After a long night of karaoke, izakaya hopping, and suspiciously strong umeshu to impress the boss, our beloved salaryman is on a mission: to get home before sunrise.

Unfortunately, he's still quite drunk. Due to his wobbly state, he can only take up to three consecutive steps in the same direction. If he tries a fourth, he trips, falls, and passes out on the spot.

You're given a grid representing the city. Each cell is either an open tile (.) or a wall (#). The salaryman starts at position S and must reach his apartment at position E. From any open tile, he can move one cell up, down, left, or right but never more than three times in a row in the same direction.

Your task is to determine the minimum number of steps required for the salaryman to reach his home safely without breaking the movement rule. If no valid path exists, return -1.

Input

The first line contains two integers H and W (1 ≤ H, W ≤ 100): the height and width of the maze.

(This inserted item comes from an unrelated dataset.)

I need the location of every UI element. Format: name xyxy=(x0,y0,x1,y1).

Each of the next H lines contains a string of length W, consisting of the characters '.', '#', 'S', or 'E':

• . : open tile
• # : wall
• S : starting position (appears exactly once)
• E : target position (appears exactly once)

Output

Print a single integer, the minimum number of steps required to reach E from S, without violating the movement restriction.

Example

Sample Input:

3 8
########
S......E
########

Output:

11

Explanation:

A sober salaryman might do this in 7 steps, but you're zigzagging your way across town like a malfunctioning Roomba. The shortest valid path takes 11 steps under the "three-step" wobble rule. After going right three steps, you go back one step, then right three more, and finally down to reach home. Remember, no more than three steps in the same direction or you'll end up face-first in a puddle of last night's regrets!

Sample Input:

5 5
#####
S#E.#
.##.#
....#
#####

Sample Output:

8